Calling Paul a magician in the clutch this season doesn’t do him justice — he was having one of the most clutch seasons ever. Among players who have played at least 20 games in clutch time, the top six players in Net Rating are on the Thunder, a testament to Paul’s on-court leadership. He leads the NBA in total scoring with 145 points. For those who care about #winz: the Thunder have a 29-13 record in these games, the third-best winning percentage in the league.

Similar to the Mavs, the Thunder were a toss-up at best to advance in the playoffs. The Thunder have a dangerous trio of guards in Paul, Gilgeous-Alexander, and Dennis Schröder, but a complete lack of competent wings after Gallinari. Regardless, Paul’s surprising re-emergence as a dominant crunch-time guard was one of the underrated stories of 2020 and he deserved the chance to compete in the playoffs.

The Unintended Historical Implications

I’ll leave you with a bunch of open-ended topics to think about.

  • Does the Rockets five-week experiment with micro-ball merit a season-long test next year?
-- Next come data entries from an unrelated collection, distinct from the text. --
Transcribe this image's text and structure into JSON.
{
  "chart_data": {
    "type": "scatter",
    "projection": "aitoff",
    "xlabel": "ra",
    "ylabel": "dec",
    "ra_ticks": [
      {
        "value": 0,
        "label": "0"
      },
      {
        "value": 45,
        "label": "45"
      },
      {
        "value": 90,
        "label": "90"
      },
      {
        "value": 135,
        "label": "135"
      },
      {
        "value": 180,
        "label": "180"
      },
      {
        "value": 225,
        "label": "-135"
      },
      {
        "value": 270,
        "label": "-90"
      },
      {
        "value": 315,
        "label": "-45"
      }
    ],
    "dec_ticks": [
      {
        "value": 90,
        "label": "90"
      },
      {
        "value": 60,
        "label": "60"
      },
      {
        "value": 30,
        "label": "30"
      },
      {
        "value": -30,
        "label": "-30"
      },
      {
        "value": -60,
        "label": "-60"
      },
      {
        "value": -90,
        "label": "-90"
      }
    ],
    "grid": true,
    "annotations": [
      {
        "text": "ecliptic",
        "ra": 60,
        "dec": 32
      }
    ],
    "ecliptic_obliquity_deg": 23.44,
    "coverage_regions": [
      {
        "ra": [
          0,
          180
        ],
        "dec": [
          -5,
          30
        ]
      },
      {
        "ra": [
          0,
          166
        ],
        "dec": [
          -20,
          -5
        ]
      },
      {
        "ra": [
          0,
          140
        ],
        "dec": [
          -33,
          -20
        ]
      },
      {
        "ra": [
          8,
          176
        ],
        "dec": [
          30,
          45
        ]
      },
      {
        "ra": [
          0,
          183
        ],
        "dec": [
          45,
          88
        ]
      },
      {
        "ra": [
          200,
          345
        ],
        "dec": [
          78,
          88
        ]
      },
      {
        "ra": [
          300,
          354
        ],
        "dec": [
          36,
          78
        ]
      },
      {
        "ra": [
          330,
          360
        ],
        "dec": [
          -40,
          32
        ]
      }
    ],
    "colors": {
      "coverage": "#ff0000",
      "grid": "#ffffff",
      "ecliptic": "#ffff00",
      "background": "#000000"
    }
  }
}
Or will Daryl Morey and Mike D’Antoni be fired this offseason? Could James Harden potentially be traded if the Rockets completely blow it up?
  • Will the 76ers give Joel Embiid and Ben Simmons another chance together, or does one (likely Simmons) get dealt this summer? Can Brett Brown somehow charm his way into another year as head coach?
  • Since there would be no playoffs, all records and streaks are preserved. The Warriors five-consecutive Finals streak lives on, as does the Spurs record of 22-consecutive playoff appearances.
  • How does the lottery work? Will all teams be awarded ping pong balls, or only the teams outside of the current playoff picture? Is the draft even going to take place in late June?
  • As soon as the season officially ends, the Bucks can offer the super-max extension and Giannis officially enters pre-agency. If he turns it down, he will enter 2021 free agency. Could the Bucks try to cut their losses and get something in return or do they follow OKC’s 2016 playbook and focus on the championship?
  • Kawhi and Paul George only have one more season guaranteed with the Clippers. It’s possible that everything the Clippers gave up to acquire George from Oklahoma City was for one postseason of George and Kawhi.
  • Anthony Davis is technically a free agent as soon as the season is cancelled. With no viable suitors in 2020, he likely re-signs on a 1+1 deal to line up his free agency with LeBron’s in 2021. Thus, the Lakers could be facing the LeBron-era ending with one postseason trip in three years.
  • My personal favorite: If the season does resume, are Kevin Durant and Kyrie Irving healthy enough to return? If so, are the Nets suddenly title contenders?